"Die Familie Lowositz" von Auguste Hauschner - Eine Textanalyse


Trabajo, 2005

39 Páginas, Calificación: 2,7


Extracto


Inhaltsverzeichnis

1. Einleitung.
- Der Umkreis des Werkes

2. Hauptteil
- Wiedergabe des Textinhalts
- Inhaltsanalyse
- Formanalyse
- Sprachanalyse

3. Schluss
- Zusammenfassung der Ergebnisse

4. Quellenverzeichnis

1. Einleitung

Der zu analysierende Roman „Die Familie Lowositz“ von Auguste Hauschner ist im Jahre 1910 im Egon Fleischel & Co Verlag in Berlin erschienen.[1]

Die Autorin Auguste Hauschner wurde am 12.2.1850 in Prag, als Auguste Sobotka geboren.[2] Sie wuchs in einer jüdischen Kaufmannsfamilie auf. Seit ihrer Hochzeit 1879 mit dem Fabrikanten und Maler Bruno Hauschner lebte sie in Berlin.

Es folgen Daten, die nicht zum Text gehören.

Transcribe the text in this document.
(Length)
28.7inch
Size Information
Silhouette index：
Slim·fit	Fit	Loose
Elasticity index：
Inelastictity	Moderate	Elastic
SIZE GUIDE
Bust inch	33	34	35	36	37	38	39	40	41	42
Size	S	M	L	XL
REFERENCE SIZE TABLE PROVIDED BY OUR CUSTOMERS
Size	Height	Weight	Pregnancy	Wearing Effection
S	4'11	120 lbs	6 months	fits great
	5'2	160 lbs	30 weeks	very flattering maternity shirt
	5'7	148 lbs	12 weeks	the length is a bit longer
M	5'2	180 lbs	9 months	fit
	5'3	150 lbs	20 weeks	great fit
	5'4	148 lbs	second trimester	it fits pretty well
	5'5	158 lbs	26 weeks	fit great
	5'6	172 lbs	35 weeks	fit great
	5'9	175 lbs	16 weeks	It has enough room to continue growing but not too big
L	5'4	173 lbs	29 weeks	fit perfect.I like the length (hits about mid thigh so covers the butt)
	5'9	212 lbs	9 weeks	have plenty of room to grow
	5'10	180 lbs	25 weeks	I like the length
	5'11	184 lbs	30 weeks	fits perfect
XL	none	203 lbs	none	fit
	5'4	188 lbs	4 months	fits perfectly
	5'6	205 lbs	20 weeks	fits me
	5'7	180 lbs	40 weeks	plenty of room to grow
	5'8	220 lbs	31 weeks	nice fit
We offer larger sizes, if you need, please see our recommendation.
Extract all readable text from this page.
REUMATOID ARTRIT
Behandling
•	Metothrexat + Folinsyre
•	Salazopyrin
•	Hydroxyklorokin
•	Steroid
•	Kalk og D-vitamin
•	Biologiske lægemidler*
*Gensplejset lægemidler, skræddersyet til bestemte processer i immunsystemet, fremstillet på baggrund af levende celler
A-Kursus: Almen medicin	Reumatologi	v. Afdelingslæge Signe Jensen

Dort führte sie einen literarischen Salon und schrieb selbst zahlreiche naturalistische und gesellschaftskritische Romane, Erzählungen und Novellen.[3] Auguste Hauschner engagierte sich besonders für die „gesellschaftliche Gleichberechtigung der Juden und der Frauen“.[4] Dies ist auch in ihrem Roman „Die Familie Lowositz“ zu erkennen, worauf ich während der Textanalyse noch genauer zu sprechen komme.

Der Roman „Die Familie Lowositz“ spielt in Prag und in einer Zeit des starken nationalen Erwachens der Tschechen. Im Zuge der Industriellen Revolution im 19. Jahrhundert expandierte, wie auch andere europäische Zentren, Prag sehr stark und die tschechische Bevölkerung stieg gegenüber der Deutschen rasant an. In Anlehnung an die französische Revolution 1848 und die von ihr ausgehende Welle des Nationalismus, entflammten in Tschechien wieder die nationalen Leidenschaften. Daraufhin kam es zu Rivalitäten zwischen den Deutschen und den Tschechen um die Vorherrschaft in den böhmischen Ländern. Ein großer „Rivalitäts-Herd“ war daneben auch die Universität. Denn sie war gleichzeitig Bildungsstätte für die Deutschen und die Tschechen. Es bildeten sich auf beiden Seiten Studentenverbindungen und teils radikale Gruppen. Dabei kam es zunächst zu rein geistigen Auseinandersetzungen, doch im Laufe der Zeit wurden die Streitigkeiten aggressiver und frenetischer, welche sich zunehmend auch im tschechischen Volk verbreiteten. Das 1818 gegründete Nationalmuseum wurde in ein „aktives Zentrum der Bestrebungen um Erneuerung der tschechischen Nationalkultur“[5] verwandelt. Auch die Errichtung des Nationaltheaters 1868-1881[6] verstärkte das Nationalbewusstsein der tschechischen Bevölkerung. In den folgenden Jahrzehnten wollten die Tschechen um jeden Preis ihre nationale Unabhängigkeit erringen. Eine bezeichnende Maßnahme bildete das „Sprachen-Gesetz“, bei dem der Zwang vorherrschte, sich zu einer Sprache und somit zu „seiner“ Nation bekennen zu müssen bzw. zu sollen. Auch die Aufteilung der Prager Karls-Universität 1882[7] in eine deutsche und eine tschechische Universität war ein Symbol für die ethnischen Konflikte, die Prag zu dieser Zeit erschütterten.[8] Prag wurde für die tschechischen Künstler ein kultureller Mittelpunkt, da sie in ihren Arbeiten vorangetrieben und unterstützt worden. Doch die zahlreichen deutschsprachigen Künstler wie z.B. auch Franz Kafka mussten teils ihre Arbeiten in deutschen Kulturzentren wie Berlin oder Dresden vollbringen.[9]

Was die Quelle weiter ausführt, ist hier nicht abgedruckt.